Эти солдаты, оказывая фанатичное сопротивление, отошли в леса и болота, оставшись без продовольствия, питались корой и корнями деревьев, были в таком состоянии, что их положение военнопленных разрешилось естественным образом: чем больше их погибало, тем лучше было для нас.

…Во время конвоирования военнопленных на марше между Вязьмой и Смоленском почти 10 000 окончательно обессилевших пристрелили, оставив трупы на дороге. Попытки гражданского населения оказать им помощь или передать еду жестко пресекались, при этом расстреливали и военнопленного, и сочувствующего.

…В большинстве организованных концентрационных лагерей бараки отсутствуют, в любую погоду, в дождь и снег, военнопленные остаются под открытым небом, им даже не выдают шанцевый инструмент, чтобы они могли отрыть себе хотя бы ямы или норы.

В Минске 10 июля 1941 г. командованием 4-й армии (генерал- фельдмаршал Клюге) был создан концентрационный лагерь для 100 тысяч военнопленных и 40 тысяч гражданских лиц, то есть почти для всего мужского населения города. Это просто огороженная колючей проволокой территория, где пленные, согнанные в стадо, едва могли пошевелиться, тут же отправляя естественные нужды. Проблема питания в таких обстоятельствах едва ли могла быть решена, и прокормить такую массу было невозможно.

Распоряжением коменданта по делам военнопленных полковника Маршала (группа армии «Центр») рацион военного состоял из 20 гр. пшена и 100 гр. хлеба или 100 гр. пшена без хлеба, для тех, кто еще мог быть использован на работах — до 50 гр. пшена и 200 гр. хлеба, что составляло от 300 до максимум 700 калорий[90], малоперспективным для выживания просто прекращали выдавать еду.

Комендантами лагерей было категорически запрещено населению снабжать военнопленных продовольствием. От голода люди впадали в животную апатию или ими овладевала мания любым путем добыть что-либо съестное, многие сходили с ума. Охрана лагеря сдерживала голодные бунты, применяя оружие.
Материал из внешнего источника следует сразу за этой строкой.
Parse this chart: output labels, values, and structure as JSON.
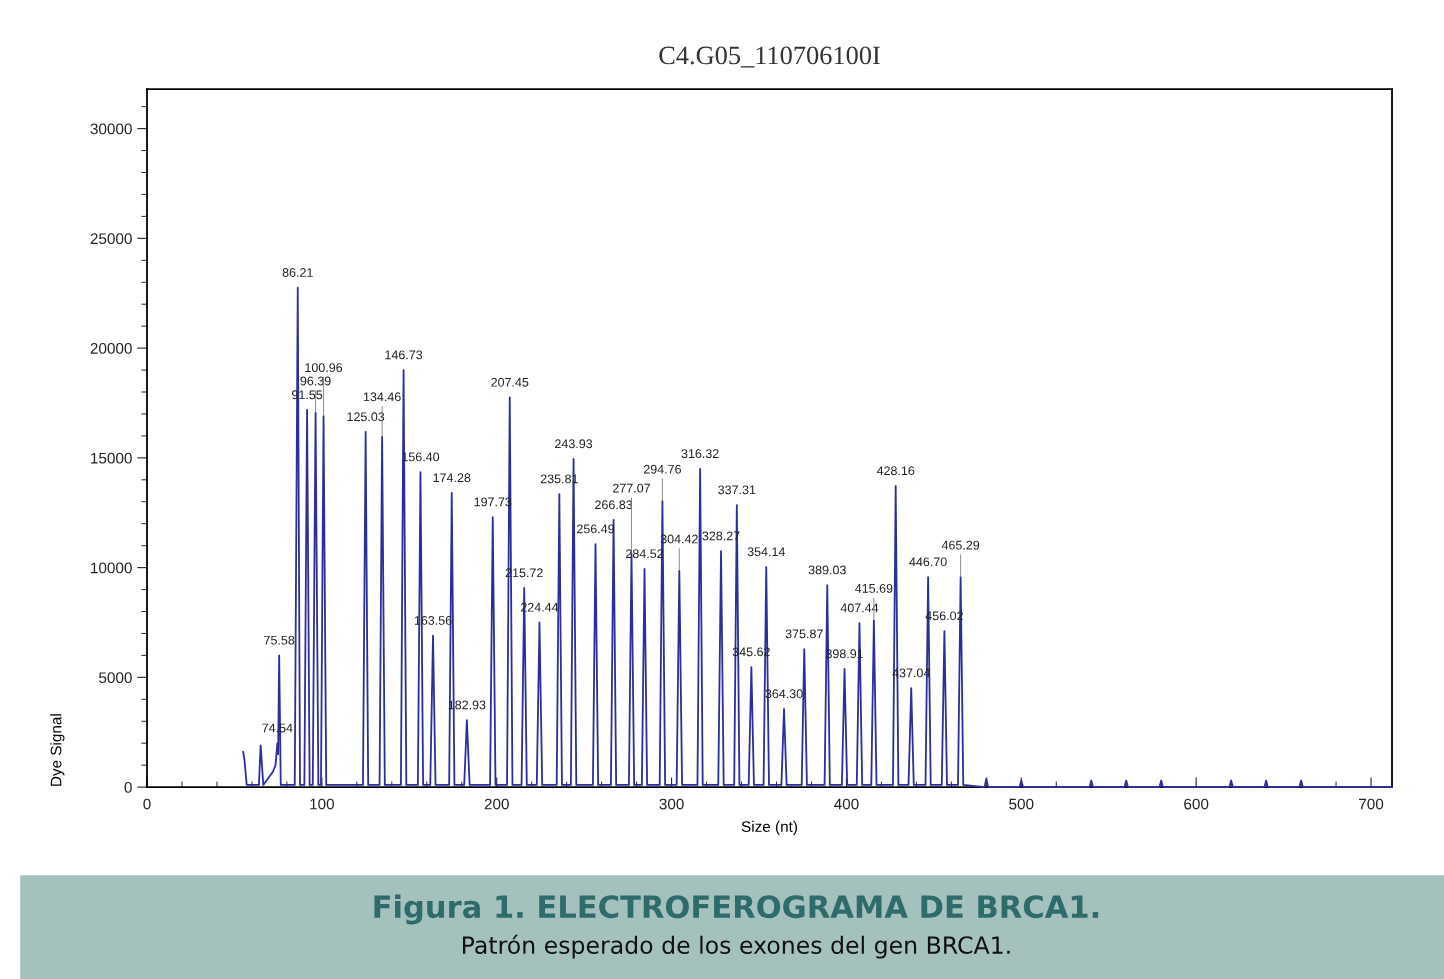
{
  "chart_data": {
    "type": "line",
    "title": "C4.G05_110706100I",
    "xlabel": "Size (nt)",
    "ylabel": "Dye Signal",
    "xlim": [
      0,
      712
    ],
    "ylim": [
      0,
      31800
    ],
    "xticks": [
      0,
      {
        "value": 20,
        "label": null
      },
      {
        "value": 40,
        "label": null
      },
      {
        "value": 60,
        "label": null
      },
      {
        "value": 80,
        "label": null
      },
      100,
      {
        "value": 120,
        "label": null
      },
      {
        "value": 140,
        "label": null
      },
      {
        "value": 160,
        "label": null
      },
      {
        "value": 180,
        "label": null
      },
      200,
      {
        "value": 220,
        "label": null
      },
      {
        "value": 240,
        "label": null
      },
      {
        "value": 260,
        "label": null
      },
      {
        "value": 280,
        "label": null
      },
      300,
      {
        "value": 320,
        "label": null
      },
      {
        "value": 340,
        "label": null
      },
      {
        "value": 360,
        "label": null
      },
      {
        "value": 380,
        "label": null
      },
      400,
      {
        "value": 420,
        "label": null
      },
      {
        "value": 440,
        "label": null
      },
      {
        "value": 460,
        "label": null
      },
      {
        "value": 480,
        "label": null
      },
      500,
      {
        "value": 520,
        "label": null
      },
      {
        "value": 540,
        "label": null
      },
      {
        "value": 560,
        "label": null
      },
      {
        "value": 580,
        "label": null
      },
      600,
      {
        "value": 620,
        "label": null
      },
      {
        "value": 640,
        "label": null
      },
      {
        "value": 660,
        "label": null
      },
      {
        "value": 680,
        "label": null
      },
      700
    ],
    "yticks": [
      0,
      {
        "value": 1000,
        "label": null
      },
      {
        "value": 2000,
        "label": null
      },
      {
        "value": 3000,
        "label": null
      },
      {
        "value": 4000,
        "label": null
      },
      5000,
      {
        "value": 6000,
        "label": null
      },
      {
        "value": 7000,
        "label": null
      },
      {
        "value": 8000,
        "label": null
      },
      {
        "value": 9000,
        "label": null
      },
      10000,
      {
        "value": 11000,
        "label": null
      },
      {
        "value": 12000,
        "label": null
      },
      {
        "value": 13000,
        "label": null
      },
      {
        "value": 14000,
        "label": null
      },
      15000,
      {
        "value": 16000,
        "label": null
      },
      {
        "value": 17000,
        "label": null
      },
      {
        "value": 18000,
        "label": null
      },
      {
        "value": 19000,
        "label": null
      },
      20000,
      {
        "value": 21000,
        "label": null
      },
      {
        "value": 22000,
        "label": null
      },
      {
        "value": 23000,
        "label": null
      },
      {
        "value": 24000,
        "label": null
      },
      25000,
      {
        "value": 26000,
        "label": null
      },
      {
        "value": 27000,
        "label": null
      },
      {
        "value": 28000,
        "label": null
      },
      {
        "value": 29000,
        "label": null
      },
      30000,
      {
        "value": 31000,
        "label": null
      }
    ],
    "grid": false,
    "marker": "none",
    "line_style": "solid",
    "series": [
      {
        "color": "#2b2f9e",
        "x": [
          55,
          55.8,
          57,
          60,
          64,
          65,
          66.5,
          72,
          73.5,
          74.54,
          75,
          75.58,
          76.5,
          84.5,
          86.21,
          87.5,
          90,
          91.55,
          93,
          94.8,
          96.39,
          98,
          99.5,
          100.96,
          102.5,
          123.5,
          125.03,
          126.5,
          133,
          134.46,
          136,
          145.2,
          146.73,
          148.3,
          154.9,
          156.4,
          157.9,
          162,
          163.56,
          165,
          172.8,
          174.28,
          175.8,
          181.4,
          182.93,
          184.5,
          196.2,
          197.73,
          199.3,
          205.9,
          207.45,
          209,
          214.2,
          215.72,
          217.2,
          222.9,
          224.44,
          226,
          234.3,
          235.81,
          237.3,
          242.4,
          243.93,
          245.5,
          255,
          256.49,
          258,
          265.3,
          266.83,
          268.3,
          275.6,
          277.07,
          278.6,
          283,
          284.52,
          286,
          293.2,
          294.76,
          296.3,
          302.9,
          304.42,
          306,
          314.8,
          316.32,
          317.8,
          326.7,
          328.27,
          329.8,
          335.8,
          337.31,
          338.8,
          344.1,
          345.62,
          347.1,
          352.6,
          354.14,
          355.7,
          362.8,
          364.3,
          365.8,
          374.4,
          375.87,
          377.4,
          387.5,
          389.03,
          390.5,
          397.4,
          398.91,
          400.4,
          405.9,
          407.44,
          409,
          414.2,
          415.69,
          417.2,
          426.6,
          428.16,
          429.7,
          435.5,
          437.04,
          438.5,
          445.2,
          446.7,
          448.2,
          454.5,
          456.02,
          457.5,
          463.8,
          465.29,
          466.8,
          479,
          480,
          481,
          499,
          500,
          501,
          539,
          540,
          541,
          559,
          560,
          561,
          579,
          580,
          581,
          619,
          620,
          621,
          639,
          640,
          641,
          659,
          660,
          661,
          712
        ],
        "values": [
          1600,
          1200,
          100,
          100,
          100,
          1900,
          100,
          700,
          1000,
          2000,
          1500,
          6000,
          100,
          100,
          22750,
          100,
          100,
          17180,
          100,
          100,
          17050,
          100,
          100,
          16900,
          100,
          100,
          16180,
          100,
          100,
          15950,
          100,
          100,
          19000,
          100,
          100,
          14350,
          100,
          100,
          6900,
          100,
          100,
          13400,
          100,
          100,
          3050,
          100,
          100,
          12300,
          100,
          100,
          17750,
          100,
          100,
          9070,
          100,
          100,
          7500,
          100,
          100,
          13350,
          100,
          100,
          14950,
          100,
          100,
          11070,
          100,
          100,
          12170,
          100,
          100,
          10650,
          100,
          100,
          9940,
          100,
          100,
          13030,
          100,
          100,
          9850,
          100,
          100,
          14500,
          100,
          100,
          10750,
          100,
          100,
          12850,
          100,
          100,
          5470,
          100,
          100,
          10030,
          100,
          100,
          3560,
          100,
          100,
          6290,
          100,
          100,
          9200,
          100,
          100,
          5380,
          100,
          100,
          7470,
          100,
          100,
          7600,
          100,
          100,
          13720,
          100,
          100,
          4510,
          100,
          100,
          9570,
          100,
          100,
          7110,
          100,
          100,
          9570,
          100,
          0,
          400,
          0,
          0,
          300,
          0,
          0,
          300,
          0,
          0,
          300,
          0,
          0,
          300,
          0,
          0,
          300,
          0,
          0,
          300,
          0,
          0,
          300,
          0,
          0
        ]
      }
    ],
    "annotations": [
      {
        "text": "74.54",
        "x": 74.54,
        "y": 2000
      },
      {
        "text": "75.58",
        "x": 75.58,
        "y": 6000
      },
      {
        "text": "86.21",
        "x": 86.21,
        "y": 22750
      },
      {
        "text": "91.55",
        "x": 91.55,
        "y": 17180
      },
      {
        "text": "96.39",
        "x": 96.39,
        "y": 17050
      },
      {
        "text": "100.96",
        "x": 100.96,
        "y": 16900
      },
      {
        "text": "125.03",
        "x": 125.03,
        "y": 16180
      },
      {
        "text": "134.46",
        "x": 134.46,
        "y": 15950
      },
      {
        "text": "146.73",
        "x": 146.73,
        "y": 19000
      },
      {
        "text": "156.40",
        "x": 156.4,
        "y": 14350
      },
      {
        "text": "163.56",
        "x": 163.56,
        "y": 6900
      },
      {
        "text": "174.28",
        "x": 174.28,
        "y": 13400
      },
      {
        "text": "182.93",
        "x": 182.93,
        "y": 3050
      },
      {
        "text": "197.73",
        "x": 197.73,
        "y": 12300
      },
      {
        "text": "207.45",
        "x": 207.45,
        "y": 17750
      },
      {
        "text": "215.72",
        "x": 215.72,
        "y": 9070
      },
      {
        "text": "224.44",
        "x": 224.44,
        "y": 7500
      },
      {
        "text": "235.81",
        "x": 235.81,
        "y": 13350
      },
      {
        "text": "243.93",
        "x": 243.93,
        "y": 14950
      },
      {
        "text": "256.49",
        "x": 256.49,
        "y": 11070
      },
      {
        "text": "266.83",
        "x": 266.83,
        "y": 12170
      },
      {
        "text": "277.07",
        "x": 277.07,
        "y": 10650
      },
      {
        "text": "284.52",
        "x": 284.52,
        "y": 9940
      },
      {
        "text": "294.76",
        "x": 294.76,
        "y": 13030
      },
      {
        "text": "304.42",
        "x": 304.42,
        "y": 9850
      },
      {
        "text": "316.32",
        "x": 316.32,
        "y": 14500
      },
      {
        "text": "328.27",
        "x": 328.27,
        "y": 10750
      },
      {
        "text": "337.31",
        "x": 337.31,
        "y": 12850
      },
      {
        "text": "345.62",
        "x": 345.62,
        "y": 5470
      },
      {
        "text": "354.14",
        "x": 354.14,
        "y": 10030
      },
      {
        "text": "364.30",
        "x": 364.3,
        "y": 3560
      },
      {
        "text": "375.87",
        "x": 375.87,
        "y": 6290
      },
      {
        "text": "389.03",
        "x": 389.03,
        "y": 9200
      },
      {
        "text": "398.91",
        "x": 398.91,
        "y": 5380
      },
      {
        "text": "407.44",
        "x": 407.44,
        "y": 7470
      },
      {
        "text": "415.69",
        "x": 415.69,
        "y": 7600
      },
      {
        "text": "428.16",
        "x": 428.16,
        "y": 13720
      },
      {
        "text": "437.04",
        "x": 437.04,
        "y": 4510
      },
      {
        "text": "446.70",
        "x": 446.7,
        "y": 9570
      },
      {
        "text": "456.02",
        "x": 456.02,
        "y": 7110
      },
      {
        "text": "465.29",
        "x": 465.29,
        "y": 9570
      },
      "Figura 1. ELECTROFEROGRAMA DE BRCA1.",
      "Patrón esperado de los exones del gen BRCA1."
    ]
  }
}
За период с ноября 1941 г. по январь 1942 г. включительно в лагерях умерло 500 тысяч человек, в среднем по 6 тысяч ежедневно, от голода, сыпного тифа, ран, холода и карательных мероприятий.

Из доклада руководителя группы по использованию рабочей силы министериаль-директора Мансфельда в Имперской экономической палате.

…Уже в первые месяцы успешных боевых действий в нашем рас- поряжении имелся невиданный по своим масштабам потенциал рабочей силы — 3,2 миллиона русских военнопленных, к 19 февраля 1942 г. в живых осталось только 1,1 миллиона.

По данным командиров лагерей свыше 10 % военнопленных прибывают в лагеря мертвыми и более 25 % полумертвыми. В сентябре 1941 г. в один из лагерей прибыл эшелон из 50 вагонов, который на 50 % состоял из трупов, в ноябре при разгрузке эшелона с военнопленными, запертыми в 30 вагонах, из 1500 не было ни одного живого — все умерли в дороге. Такие перевозки трупов экономически преступны.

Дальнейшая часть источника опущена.